Como fase siguiente, dentro de la extravagante visión que se ha apoderado de ti, comienzas a hacerte algunas preguntas correspondientes. ¿Pondrías, si lo hubiera, un imán con un coche en pleno examen de conducir mientras comete alguna torpeza proverbial? ¿O tal vez colocarías una imagen de un plató de televisión al terminar la grabación, con algo de pena y apenas sin gloria?

Aunque dicho esto, también parece claro que otro imán debería tener un aire al bebé recién nacido, en brazos de su madre. Tal vez otro pudiera portar la foto de una cabeza, mientras sostiene la deseada orla. O incluso una con relación detallada del excelso menú elegido para un evento especial, diferente a los de un día cualquiera.

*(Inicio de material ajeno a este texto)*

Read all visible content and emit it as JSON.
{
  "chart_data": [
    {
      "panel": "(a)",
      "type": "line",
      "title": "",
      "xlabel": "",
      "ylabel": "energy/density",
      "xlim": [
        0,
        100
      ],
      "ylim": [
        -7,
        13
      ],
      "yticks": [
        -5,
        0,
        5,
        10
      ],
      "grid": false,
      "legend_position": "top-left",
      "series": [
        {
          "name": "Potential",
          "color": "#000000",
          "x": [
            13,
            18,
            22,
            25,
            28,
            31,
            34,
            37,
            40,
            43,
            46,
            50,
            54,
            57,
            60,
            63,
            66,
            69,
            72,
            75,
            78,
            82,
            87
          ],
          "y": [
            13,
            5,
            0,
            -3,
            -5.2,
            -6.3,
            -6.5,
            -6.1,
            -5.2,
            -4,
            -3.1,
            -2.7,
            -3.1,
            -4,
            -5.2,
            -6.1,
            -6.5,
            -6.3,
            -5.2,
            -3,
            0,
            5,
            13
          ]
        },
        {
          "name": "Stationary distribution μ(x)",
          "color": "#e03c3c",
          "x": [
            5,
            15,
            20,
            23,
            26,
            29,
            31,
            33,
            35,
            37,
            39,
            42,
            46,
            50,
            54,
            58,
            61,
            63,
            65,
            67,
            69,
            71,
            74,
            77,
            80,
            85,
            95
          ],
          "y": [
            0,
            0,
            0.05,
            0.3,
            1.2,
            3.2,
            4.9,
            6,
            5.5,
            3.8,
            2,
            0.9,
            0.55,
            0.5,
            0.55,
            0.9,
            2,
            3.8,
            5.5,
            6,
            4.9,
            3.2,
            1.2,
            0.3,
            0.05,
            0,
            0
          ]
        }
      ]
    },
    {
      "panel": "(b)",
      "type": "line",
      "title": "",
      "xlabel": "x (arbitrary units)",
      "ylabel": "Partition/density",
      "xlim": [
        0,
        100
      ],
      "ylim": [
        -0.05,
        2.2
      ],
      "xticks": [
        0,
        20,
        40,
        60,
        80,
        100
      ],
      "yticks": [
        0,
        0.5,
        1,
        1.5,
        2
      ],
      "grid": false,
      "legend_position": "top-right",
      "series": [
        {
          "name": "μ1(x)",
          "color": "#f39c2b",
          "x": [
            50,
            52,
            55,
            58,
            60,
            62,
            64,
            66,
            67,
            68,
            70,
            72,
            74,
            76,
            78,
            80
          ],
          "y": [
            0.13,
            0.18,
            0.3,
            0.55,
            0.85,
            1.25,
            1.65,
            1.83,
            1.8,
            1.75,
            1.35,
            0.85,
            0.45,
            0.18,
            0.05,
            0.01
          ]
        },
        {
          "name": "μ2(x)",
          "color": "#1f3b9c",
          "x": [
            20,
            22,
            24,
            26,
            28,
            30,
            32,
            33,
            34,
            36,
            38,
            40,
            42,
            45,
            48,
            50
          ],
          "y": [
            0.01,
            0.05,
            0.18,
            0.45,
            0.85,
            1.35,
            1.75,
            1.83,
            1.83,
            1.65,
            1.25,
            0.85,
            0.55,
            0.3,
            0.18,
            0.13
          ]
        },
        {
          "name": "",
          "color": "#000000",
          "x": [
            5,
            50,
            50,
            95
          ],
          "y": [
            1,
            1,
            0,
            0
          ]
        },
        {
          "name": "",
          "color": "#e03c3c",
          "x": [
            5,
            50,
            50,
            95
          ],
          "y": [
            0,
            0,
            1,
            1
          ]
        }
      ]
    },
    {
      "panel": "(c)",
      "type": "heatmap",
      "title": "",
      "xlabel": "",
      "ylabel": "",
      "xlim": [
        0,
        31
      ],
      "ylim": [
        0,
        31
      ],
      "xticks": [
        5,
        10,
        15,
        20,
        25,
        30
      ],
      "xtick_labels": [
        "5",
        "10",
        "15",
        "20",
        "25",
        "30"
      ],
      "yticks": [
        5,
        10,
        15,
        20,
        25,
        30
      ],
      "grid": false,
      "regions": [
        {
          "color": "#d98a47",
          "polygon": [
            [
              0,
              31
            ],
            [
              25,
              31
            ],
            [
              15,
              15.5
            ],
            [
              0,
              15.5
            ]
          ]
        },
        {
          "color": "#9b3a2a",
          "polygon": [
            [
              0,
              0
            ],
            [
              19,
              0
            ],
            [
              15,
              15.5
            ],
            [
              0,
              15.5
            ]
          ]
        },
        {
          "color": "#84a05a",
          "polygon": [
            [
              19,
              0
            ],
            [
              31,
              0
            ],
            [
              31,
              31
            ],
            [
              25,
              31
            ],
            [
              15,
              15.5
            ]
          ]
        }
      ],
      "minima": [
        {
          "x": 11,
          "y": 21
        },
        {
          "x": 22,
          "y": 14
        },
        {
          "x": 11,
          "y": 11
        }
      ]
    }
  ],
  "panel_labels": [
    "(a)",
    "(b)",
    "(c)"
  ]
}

Puede que unos te alegren y otros te entristezcan. Incluso algunos podrían sonrojarte de vergüenza y otros hacerte llorar debido a la más sincera emoción. Pero en todo caso pasarías a tener otro tipo de imagen, como si fuera un antídoto contra la marcada tendencia que tienes encaminada a mostrar o hacer ver tan solo aquello que aparentemente te salió a pedir de boca.

P.D.: Esto no es meramente algo personal. Hay cosas que tienen que ver conmigo y otras que apenas se parecen a mí. Tan solo se trata de un intento de realizar un ejercicio interesante, emocionante, excepcional a mi juicio. Concretamente hablo de utilizar la segunda persona de singular a la hora de narrar. Pero tranquilos, no os emocionéis conmigo. No soy tan original. No me queda más remedio que confesar que esta rareza que practico ocasionalmente no ha salido de mi cabecita. La he heredado de Paul Auster. Además de sus maravillosas novelas (El libro de las ilusiones, Brooklyn Follies y otras tantas) hace poco leí Diario de invierno, magnífico libro autobiográfico de este extraordinario novelista neoyorquino donde practica de forma ejemplar el uso de ese estilo.